市立岸和田市民病院外科病棟では1998年10月よりクリニカルパス(以下パス)を導入し、その成果について報告してきた。しかし、バリアンスに関しては、報告が確実にされていないこと、変動や逸脱についての記載が無いことが多かった。このことはバリアンスに対する認識の甘さ、しいてはパスに取り組む姿勢の甘さを示すものであり、画一化した現状を象徴するものであった。
今回、我々は胃癌、大腸癌の術後患者症例でその経過中に、創傷治癒、栄養管理面からアウトカムとなりうる、術後ドレーン抜去、抜糸、経口摂取開始と術後在院日数との相関について検討した。抜糸とドレーン抜去に関しては合併症症例を除き、ほぼ設定された期日に行われていた。しかし、経口摂取開始の遅れに関しては明らかな理由が無く患者側の要因よりむしろ指示の遅れ、認識不足、説明不足などの医療従事者側の要因で経口摂取開始が遅れたケースが多く見られた。
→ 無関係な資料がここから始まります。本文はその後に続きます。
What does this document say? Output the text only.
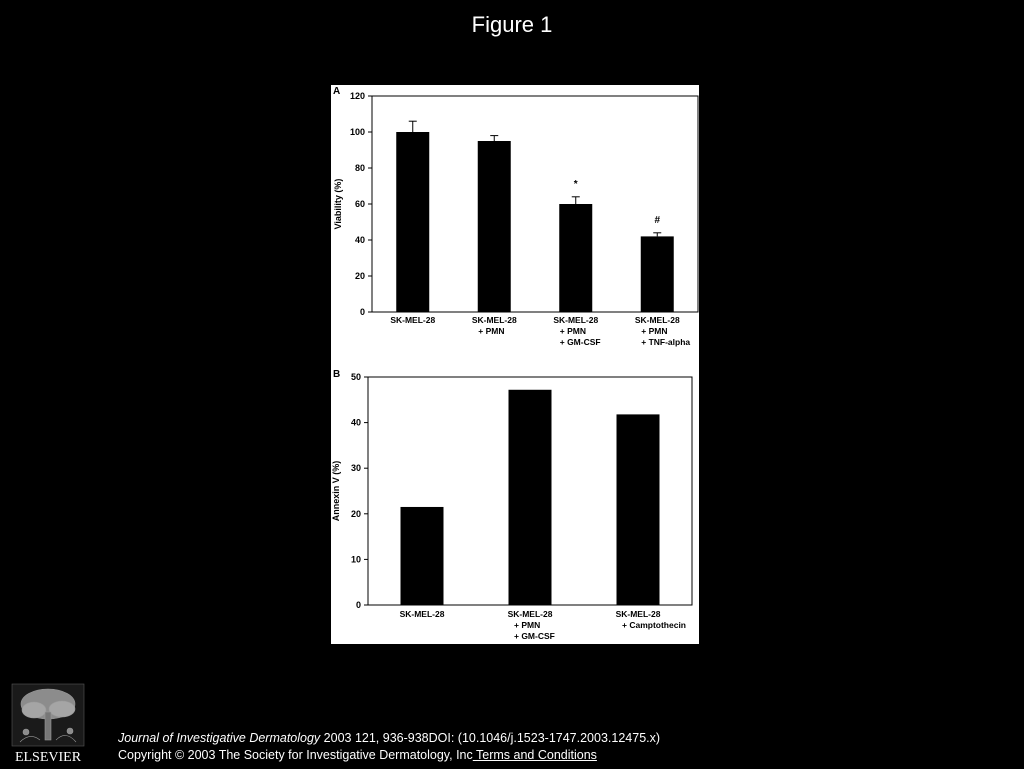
Figure 1
A
0
20
40
60
80
100
120
Viability (%)
SK-MEL-28	SK-MEL-28
+ PMN
*
SK-MEL-28
+ PMN
+ GM-CSF
#
SK-MEL-28
+ PMN
+ TNF-alpha
B
0
10
20
30
40
50
Annexin V (%)
SK-MEL-28	SK-MEL-28
+ PMN
+ GM-CSF
SK-MEL-28
+ Camptothecin
ELSEVIER
Journal of Investigative Dermatology 2003 121, 936-938DOI: (10.1046/j.1523-1747.2003.12475.x)
Copyright © 2003 The Society for Investigative Dermatology, Inc Terms and Conditions
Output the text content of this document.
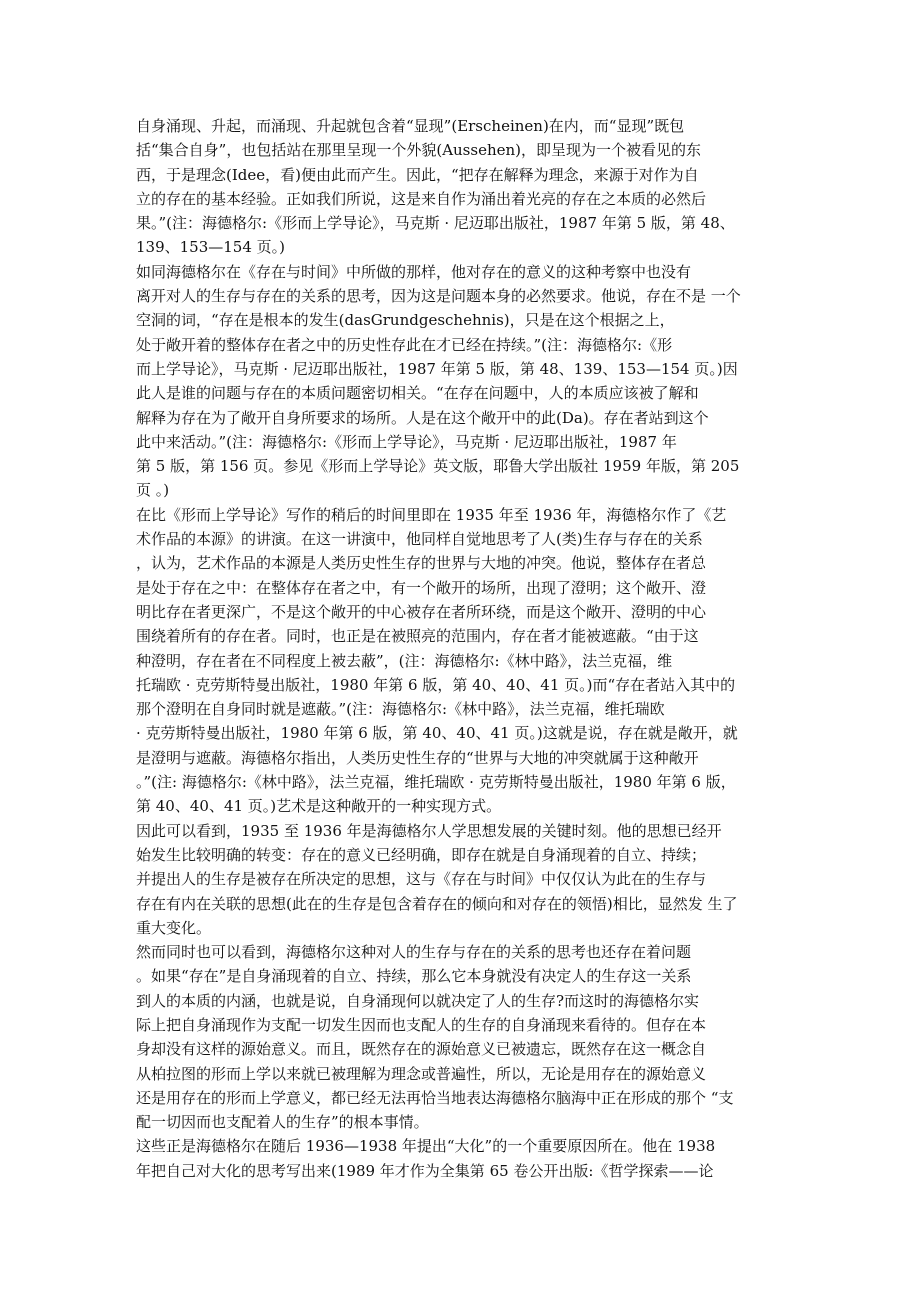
自身涌现、升起，而涌现、升起就包含着“显现”(Erscheinen)在内，而“显现”既包
括“集合自身”，也包括站在那里呈现一个外貌(Aussehen)，即呈现为一个被看见的东
西，于是理念(Idee，看)便由此而产生。因此，“把存在解释为理念，来源于对作为自
立的存在的基本经验。正如我们所说，这是来自作为涌出着光亮的存在之本质的必然后
果。”(注：海德格尔:《形而上学导论》，马克斯 · 尼迈耶出版社，1987 年第 5 版，第 48、
139、153—154 页。)
如同海德格尔在《存在与时间》中所做的那样，他对存在的意义的这种考察中也没有
离开对人的生存与存在的关系的思考，因为这是问题本身的必然要求。他说，存在不是 一个
空洞的词，“存在是根本的发生(dasGrundgeschehnis)，只是在这个根据之上，
处于敞开着的整体存在者之中的历史性存此在才已经在持续。”(注：海德格尔:《形
而上学导论》，马克斯 · 尼迈耶出版社，1987 年第 5 版，第 48、139、153—154 页。)因
此人是谁的问题与存在的本质问题密切相关。“在存在问题中，人的本质应该被了解和
解释为存在为了敞开自身所要求的场所。人是在这个敞开中的此(Da)。存在者站到这个
此中来活动。”(注：海德格尔:《形而上学导论》，马克斯 · 尼迈耶出版社，1987 年
第 5 版，第 156 页。参见《形而上学导论》英文版，耶鲁大学出版社 1959 年版，第 205
页 。)
在比《形而上学导论》写作的稍后的时间里即在 1935 年至 1936 年，海德格尔作了《艺
术作品的本源》的讲演。在这一讲演中，他同样自觉地思考了人(类)生存与存在的关系
，认为，艺术作品的本源是人类历史性生存的世界与大地的冲突。他说，整体存在者总
是处于存在之中：在整体存在者之中，有一个敞开的场所，出现了澄明；这个敞开、澄
明比存在者更深广，不是这个敞开的中心被存在者所环绕，而是这个敞开、澄明的中心
围绕着所有的存在者。同时，也正是在被照亮的范围内，存在者才能被遮蔽。“由于这
种澄明，存在者在不同程度上被去蔽”，(注：海德格尔:《林中路》，法兰克福，维
托瑞欧 · 克劳斯特曼出版社，1980 年第 6 版，第 40、40、41 页。)而“存在者站入其中的
那个澄明在自身同时就是遮蔽。”(注：海德格尔:《林中路》，法兰克福，维托瑞欧
· 克劳斯特曼出版社，1980 年第 6 版，第 40、40、41 页。)这就是说，存在就是敞开，就
是澄明与遮蔽。海德格尔指出，人类历史性生存的“世界与大地的冲突就属于这种敞开
。”(注: 海德格尔:《林中路》，法兰克福，维托瑞欧 · 克劳斯特曼出版社，1980 年第 6 版，
第 40、40、41 页。)艺术是这种敞开的一种实现方式。
因此可以看到，1935 至 1936 年是海德格尔人学思想发展的关键时刻。他的思想已经开
始发生比较明确的转变：存在的意义已经明确，即存在就是自身涌现着的自立、持续；
并提出人的生存是被存在所决定的思想，这与《存在与时间》中仅仅认为此在的生存与
存在有内在关联的思想(此在的生存是包含着存在的倾向和对存在的领悟)相比，显然发 生了
重大变化。
然而同时也可以看到，海德格尔这种对人的生存与存在的关系的思考也还存在着问题
。如果“存在”是自身涌现着的自立、持续，那么它本身就没有决定人的生存这一关系
到人的本质的内涵，也就是说，自身涌现何以就决定了人的生存?而这时的海德格尔实
际上把自身涌现作为支配一切发生因而也支配人的生存的自身涌现来看待的。但存在本
身却没有这样的源始意义。而且，既然存在的源始意义已被遗忘，既然存在这一概念自
从柏拉图的形而上学以来就已被理解为理念或普遍性，所以，无论是用存在的源始意义
还是用存在的形而上学意义，都已经无法再恰当地表达海德格尔脑海中正在形成的那个 “支
配一切因而也支配着人的生存”的根本事情。
这些正是海德格尔在随后 1936—1938 年提出“大化”的一个重要原因所在。他在 1938
年把自己对大化的思考写出来(1989 年才作为全集第 65 卷公开出版:《哲学探索——论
そして、経ロ摂取開始の遅れが術後在院日数の遅れに繋がること、経口摂取開始後のバリアンスでは消化器症状によるものが多いことが判明した。
今回の結果をふまえ、全治療過程に経口摂取開始を含めいくつかのアウトカムを設定しそれを評価し、これらの蓄積したデータを定期的に検討しパスを改訂していくことで、パスの標準化を目指していきたい。